Let's look at an example situation where we have three subscriptions under the same account: dev, test, and production. As services are being developed, the same data source may exist in dev, test, and production with slight variations because of version differences. You need to ensure that a developer doesn't use wrong (version of the) data source, and inadvertently writes development data into a production system. It is important to realize that in itself this is not a discovery problem, it's a rights management problem. If the rights to a production system allow a developer to manipulate production data, this issue exists regardless of whether you have a discovery mechanism in place or not. Separating information in the Data Catalog will not solve this issue. However, making clear in the Data Catalog whether a particular data source is for dev, test, or production can help a little.

How NOT to use Data Catalog

I've added two assets to the Data Catalog, both named Contacts. When searching for these, you get a result like this:
Two almost similar assets in Azure Data Catalog

 

If you look at the details of both assets, you can see they are almost similar, except for the location:
Two assets with only different location

For someone that is not knowledgeable about your data sources and locations, the above doesn't help.
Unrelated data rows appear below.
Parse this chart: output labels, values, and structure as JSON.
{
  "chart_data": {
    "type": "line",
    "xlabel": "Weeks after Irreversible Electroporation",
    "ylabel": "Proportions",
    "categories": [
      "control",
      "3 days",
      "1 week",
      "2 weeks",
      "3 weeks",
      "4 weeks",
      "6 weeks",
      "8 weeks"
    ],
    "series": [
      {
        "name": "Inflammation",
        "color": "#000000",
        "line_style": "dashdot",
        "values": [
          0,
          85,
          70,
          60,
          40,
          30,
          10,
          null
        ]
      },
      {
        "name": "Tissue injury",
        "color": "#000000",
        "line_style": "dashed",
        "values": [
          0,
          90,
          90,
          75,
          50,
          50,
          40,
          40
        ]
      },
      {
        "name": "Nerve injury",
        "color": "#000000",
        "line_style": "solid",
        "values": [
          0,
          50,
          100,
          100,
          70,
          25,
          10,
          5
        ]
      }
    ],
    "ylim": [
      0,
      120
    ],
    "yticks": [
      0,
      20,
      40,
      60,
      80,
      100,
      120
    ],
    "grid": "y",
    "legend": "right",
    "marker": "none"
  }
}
In this case you can still infer whether it's a development asset, but with more usual data source names, this is less likely.

Data Catalog Best Practices

To avoid situations like the one shown above, you should follow the guidelines below.

  1. Use a consistent naming scheme, for example contacts.dev and contacts.prod. The friendly name can be the same or something like Contacts (Development) and Contacts (Production) .
  2. Use tags to identify the environment the asset belongs to.
    Data Catalog asset with Development tag
  3. If naming convention and tags are not sufficient, limit visibility to different user groups, for example only make development assets visible to people in the developers group. You can do this as follows:
    1. In Azure Active Directory create the needed groups and add users.
    2. Select an asset and Take Ownership*.
      adc4
    3. Set Visibility to Owners & These Users.
    4. Click Add... to add the group(s) you want to grant visibility.
      adc5

* The guidance in How to Manage Data Assets is to have at least two individuals as owner of an asset.